I always feel like I have missed out on something academically somewhere along the way and I am trying to backtrack and reclaim it.

Tuesday, December 4, 2007

Stationery Threats

So while I was doing some work related to that conference I went to, I noticed a sheetpad of stationery that fell out of one of my notebooks. It says, "Monolingualism Can be Cured." This alongside an asymmetrical pen that says, "TENNESSEE FOREIGN LANGUAGE TEACHING ASSOCIATION: The World Is Multi Lingual Become Bilingual NOW".
I wonder whether I am the only person who thinks that these mantras sound hostile and perhaps even violent.
On a side note, tonight I finished a forty contact hour curriculum project that has consumed me for days and I can start on everything else that has to be finished before I go home.

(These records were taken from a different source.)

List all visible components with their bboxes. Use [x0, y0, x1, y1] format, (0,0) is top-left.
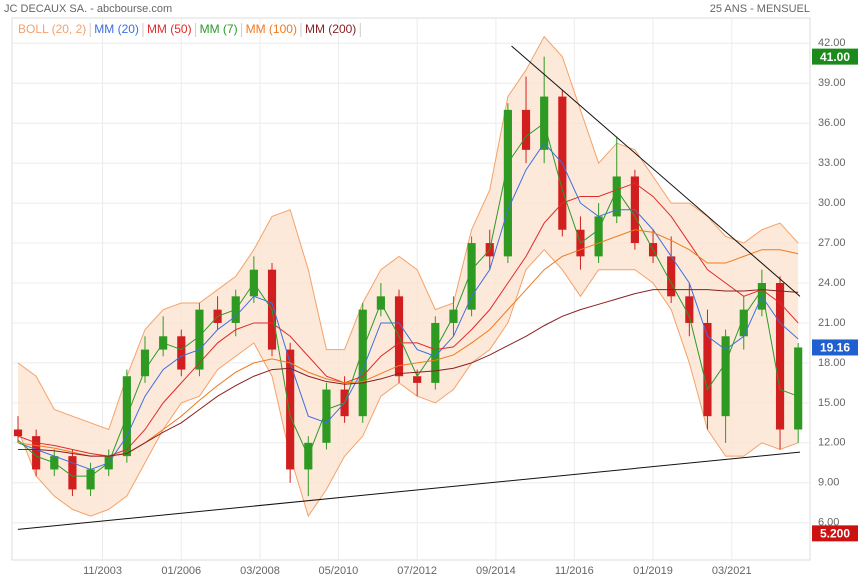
bollinger-lower	[17, 248, 799, 518]
x-tick-label: 01/2006	[161, 565, 201, 577]
candle-body	[794, 347, 803, 430]
legend-entry: MM (7)	[200, 22, 238, 36]
x-tick-label: 03/2021	[712, 565, 752, 577]
price-marker-label: 41.00	[820, 50, 850, 64]
y-tick-label: 15.00	[818, 397, 846, 409]
y-tick-label: 18.00	[818, 357, 846, 369]
bollinger-fill	[18, 36, 799, 517]
candle-body	[32, 436, 41, 470]
candle-body	[667, 256, 676, 297]
candle-body	[413, 376, 422, 383]
y-tick-label: 27.00	[818, 237, 846, 249]
candle-body	[358, 309, 367, 417]
candle-body	[322, 389, 331, 443]
candle-body	[612, 176, 621, 217]
legend-entry: MM (20)	[94, 22, 139, 36]
y-tick-label: 36.00	[818, 117, 846, 129]
candle-body	[721, 336, 730, 417]
price-marker-label: 19.16	[820, 341, 850, 355]
candle-body	[503, 109, 512, 257]
x-tick-label: 05/2010	[319, 565, 359, 577]
candle-body	[739, 309, 748, 337]
y-tick-label: 30.00	[818, 197, 846, 209]
trendline	[511, 45, 801, 297]
candle-body	[68, 456, 77, 490]
candle-body	[685, 296, 694, 323]
candle-body	[431, 322, 440, 383]
candle-body	[177, 336, 186, 370]
candle-body	[286, 349, 295, 470]
y-tick-label: 9.00	[818, 477, 839, 489]
candle-body	[467, 243, 476, 310]
y-tick-label: 24.00	[818, 277, 846, 289]
moving-average	[17, 122, 799, 477]
candle-body	[13, 429, 23, 437]
moving-average	[17, 142, 799, 470]
x-tick-label: 07/2012	[397, 565, 437, 577]
legend-entry: BOLL (20, 2)	[18, 22, 86, 36]
moving-average	[17, 182, 799, 457]
y-tick-label: 42.00	[818, 37, 846, 49]
x-tick-label: 01/2019	[633, 565, 673, 577]
y-tick-label: 12.00	[818, 437, 846, 449]
x-tick-label: 11/2003	[83, 565, 122, 577]
candle-body	[703, 322, 712, 417]
candle-body	[521, 109, 531, 150]
trendline	[17, 451, 801, 530]
price-marker	[812, 339, 858, 356]
candle-body	[775, 283, 785, 430]
chart-subtitle: 25 ANS - MENSUEL	[710, 3, 810, 15]
moving-average	[18, 289, 799, 457]
candle-body	[140, 349, 150, 377]
candle-body	[594, 216, 603, 257]
x-tick-label: 03/2008	[240, 565, 280, 577]
chart-title: JC DECAUX SA. - abcbourse.com	[4, 3, 172, 15]
price-marker	[812, 525, 858, 542]
price-marker	[812, 48, 858, 65]
x-tick-label: 09/2014	[476, 565, 516, 577]
y-tick-label: 39.00	[818, 77, 846, 89]
price-marker-label: 5.200	[820, 527, 850, 541]
y-tick-label: 33.00	[818, 157, 846, 169]
candle-body	[195, 309, 204, 370]
legend-entry: MM (100)	[246, 22, 297, 36]
candle-body	[86, 469, 95, 490]
bollinger-upper	[17, 35, 799, 431]
legend-entry: MM (200)	[305, 22, 356, 36]
x-tick-label: 11/2016	[555, 565, 594, 577]
y-tick-label: 21.00	[818, 317, 846, 329]
legend-entry: MM (50)	[147, 22, 192, 36]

Saturday, December 1, 2007

Reflections on TFLTA Conference

So, I went to the Tennessee Foreign Language Teaching Association conference last month and I got some interesting ideas from teachers and a free bag that looks too much like a purse to use. There weren't any sessions for ESL teachers which was a downer, but I was able to attend most of the Spanish sessions and they were somewhat helpful.
Almost immediately as I walked into the conference area I was struck by how weird and awkward some language teachers can be. I mean, a lot of times I could spot a French teacher from three miles away by their clipped up hair and look of disdain for anything that moves and doesn't parlez francais. This is not to say that Spanish teachers fared much better. Wearing their ponchos and trying to speak Spanish to every Spanish speaking hotel worker was not a very clever disguise. I have to say that the only teachers I could not pick out were the German teachers (does Tennessee even know that German is a language?) and the Latin teachers who were surely debating correct verb conjugations in some poorly lit back room.
Cold coffee and stale doughnuts was our lot as we made our way through curriculum tables where peddlers tried to sell their wares. There was a look of urgency and desperation in their eyes which their false festivity could not hide. My best guess is that they were paid on commission to some degree and conferences like these were their cash crop. I do not know whether it is a stodgy individualist streak that I have or whether I truly believe I can do better, but I think that if I teach I would like to design my curriculum as I go. Perhaps that is what motivated me or maybe it was my lack of mad money that made me steer away from those tables as much as possible. Plus, I will be an ESL or EFL teacher and we all know how well funded they are. My curriculum will probably be some dusty old book from the 20's. "Alright class, let's translate the next sentence about Sally Joe and Billy at the speakeasy. Gee-golly wiz, that hooch sure is the bee's knees!"
Sadly the main difference in most of the sessions was the socioeconomic status of the students in the classes of the presenting teachers. The sessions ranged from a couple of public school teachers' ideas for using items from Dollar Stores in the classroom to an all girls Catholic school AP Spanish teacher's ideas for using authentic texts in preparation for reading exercises on the AP test. The flyswatter vocabulary game vs. meaningfully interacting with a real world news article. Dollar store items vs. a computer in the hands of every student. I would have loved to be in the Spanish class of the AP teacher who only used Spanish with her students and would make them translate in correspondance with their parents. That is a little more interesting than swatting the correct vocabulary word from the board.
I will probably never have the opportunity to teach in a setting where I will have much more funding than the dollar store teachers. I hear the stories of ESL classes held in janitorial closets taught by teachers who travel to eleven different schools a day for thirty minutes a piece and I wonder whether I could ever put up with teaching in the state of Tennessee.
Perhaps I should start buying flyswatters now.